While women remain seriously under-represented in the venture capital industry, there has been steady growth in the number of women in lead partner positions and VC deals led by women, according to the new Pregin report on Women in Venture Capital.

The report notes that women represent a “mere 21 percent of all venture capital employees,” with most, 36 percent in junior level positions. Another 29 percent are in mid-level positions and only 11 percent hold senior positions.

The number of female board members is even smaller. Just 6 percent of all VC board members are women.

The report points out, however, that since 2010, there has been steady growth in both the number of women in lead partner positions and the aggregate size of VC deals led by women.

In 2017, women acted in 83 more deals as lead partners with more than $2 billion more in deal values, than in 2016. In North America, women-owned firms completed 366 investments totaling more than $4.6 billion.

Most active in software, Internet, telecom

Female deal-makers are active in many industries, but the largest number of deals by women-owned firms in 2017 was in software (25 percent), the Internet (22 percent) and telecom (15 percent).
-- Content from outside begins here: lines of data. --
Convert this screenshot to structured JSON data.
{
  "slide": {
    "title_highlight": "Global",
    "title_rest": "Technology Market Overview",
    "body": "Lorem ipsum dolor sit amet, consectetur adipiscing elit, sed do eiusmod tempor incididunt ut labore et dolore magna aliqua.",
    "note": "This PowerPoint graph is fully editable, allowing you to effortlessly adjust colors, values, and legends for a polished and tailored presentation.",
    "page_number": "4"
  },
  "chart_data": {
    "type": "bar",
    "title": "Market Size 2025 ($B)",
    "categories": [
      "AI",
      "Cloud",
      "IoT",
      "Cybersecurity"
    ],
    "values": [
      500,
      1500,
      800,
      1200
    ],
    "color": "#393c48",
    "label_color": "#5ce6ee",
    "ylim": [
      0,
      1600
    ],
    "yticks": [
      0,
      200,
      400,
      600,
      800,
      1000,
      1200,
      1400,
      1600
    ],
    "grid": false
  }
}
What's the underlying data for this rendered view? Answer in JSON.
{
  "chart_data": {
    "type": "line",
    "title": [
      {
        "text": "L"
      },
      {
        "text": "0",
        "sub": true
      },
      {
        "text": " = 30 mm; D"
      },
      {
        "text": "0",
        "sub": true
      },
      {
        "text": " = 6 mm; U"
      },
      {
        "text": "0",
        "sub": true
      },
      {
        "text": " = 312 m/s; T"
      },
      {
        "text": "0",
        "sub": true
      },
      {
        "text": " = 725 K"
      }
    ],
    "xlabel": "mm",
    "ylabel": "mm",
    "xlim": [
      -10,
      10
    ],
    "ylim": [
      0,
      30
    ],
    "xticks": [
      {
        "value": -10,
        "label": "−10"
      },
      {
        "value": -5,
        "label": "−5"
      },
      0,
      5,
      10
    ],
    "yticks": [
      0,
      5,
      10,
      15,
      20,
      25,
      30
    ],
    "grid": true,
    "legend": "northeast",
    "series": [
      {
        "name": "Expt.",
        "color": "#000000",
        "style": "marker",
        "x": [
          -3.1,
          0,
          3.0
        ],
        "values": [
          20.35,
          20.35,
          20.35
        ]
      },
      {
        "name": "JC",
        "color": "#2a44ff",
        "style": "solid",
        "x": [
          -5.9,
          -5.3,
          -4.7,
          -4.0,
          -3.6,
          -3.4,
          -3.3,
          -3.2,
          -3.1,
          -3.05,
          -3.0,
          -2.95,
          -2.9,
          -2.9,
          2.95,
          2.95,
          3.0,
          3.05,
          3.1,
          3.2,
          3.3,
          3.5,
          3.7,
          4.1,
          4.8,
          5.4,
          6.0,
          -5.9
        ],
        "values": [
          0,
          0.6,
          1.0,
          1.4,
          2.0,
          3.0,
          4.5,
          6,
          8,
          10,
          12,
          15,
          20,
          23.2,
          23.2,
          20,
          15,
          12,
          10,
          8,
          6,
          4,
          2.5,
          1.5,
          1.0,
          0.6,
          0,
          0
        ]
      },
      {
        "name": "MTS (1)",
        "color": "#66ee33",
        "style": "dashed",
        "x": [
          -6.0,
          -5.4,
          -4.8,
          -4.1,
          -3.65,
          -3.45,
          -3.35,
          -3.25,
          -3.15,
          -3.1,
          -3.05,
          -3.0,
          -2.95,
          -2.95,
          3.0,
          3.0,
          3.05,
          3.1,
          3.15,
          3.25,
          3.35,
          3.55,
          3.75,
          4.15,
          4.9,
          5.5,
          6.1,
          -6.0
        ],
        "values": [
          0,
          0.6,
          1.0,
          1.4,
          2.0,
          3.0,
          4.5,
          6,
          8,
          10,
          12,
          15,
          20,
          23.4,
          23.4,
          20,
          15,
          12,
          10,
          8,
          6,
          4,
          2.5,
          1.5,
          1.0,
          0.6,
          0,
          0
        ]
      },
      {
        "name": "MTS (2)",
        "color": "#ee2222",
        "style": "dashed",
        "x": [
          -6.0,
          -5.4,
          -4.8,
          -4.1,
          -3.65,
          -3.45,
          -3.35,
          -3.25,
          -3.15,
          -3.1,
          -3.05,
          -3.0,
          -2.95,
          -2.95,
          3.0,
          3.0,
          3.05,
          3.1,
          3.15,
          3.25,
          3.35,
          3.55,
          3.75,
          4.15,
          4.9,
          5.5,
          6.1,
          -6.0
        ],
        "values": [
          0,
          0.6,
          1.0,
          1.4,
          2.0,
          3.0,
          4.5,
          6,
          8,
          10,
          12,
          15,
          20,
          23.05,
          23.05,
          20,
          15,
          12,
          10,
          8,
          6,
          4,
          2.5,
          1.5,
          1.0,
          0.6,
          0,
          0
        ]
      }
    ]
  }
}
A number of VC firms are taking pro-active measures to be more inclusive and promote diversity. While not mentioned in the Pregin report, Durham’s American Underground at Main plans to emphasize diversity with an emphasis on women founders and leaders in the coming year, it has said.

The high tech music, culture and science Durham-based event, Moogfest, is also focusing on women creators and diversity.

Outside of the area, the report cites Xfactor Ventures, a pre-seed and seed stage fund that was created to help make a difference to next generation female-led businesses. It has eight female founders, nine female investment partners, and plans to invest $3 million in 30 female-led companies over the next several years.

BBG Ventures, founded by Susan Lyne, is an early stage fund focused on investments in tech firms with at least one female founder. It is backed by AOL’s #BuiltbyGirls initiative. It offers online and offline programs to help young women learn the fundamentals of venture capital and technology. BBG has made 30 investments in women-led firms.

Sexual misconduct addressed

Recent allegations of sexual misconduct in the VC industry has also brought attention to that issue. Some VC’s have issued a “call to action.” LinkedIn co-founder and Graylock Partner Reid Hoffman suggested that the industry adopt a set of moral guidelines he called a “decency pledge.”

Many firms adopted the pledge, including Sequoia Capital, Northwest Venture Partners, First Round Capital, and General Catalyst Partners.

The Pledge says that when VCs engage with entrepreneurs, they have the same moral position toward them as a manager to an employee or college professor to a student. If business relationships are underway, romantic ones must be forfeited.

The report says one example of the pledge in action is Y Combinator’s long-standing tracking of investors with a history of poor conduct within its network, sometimes called the “Silicon Valley blacklist.”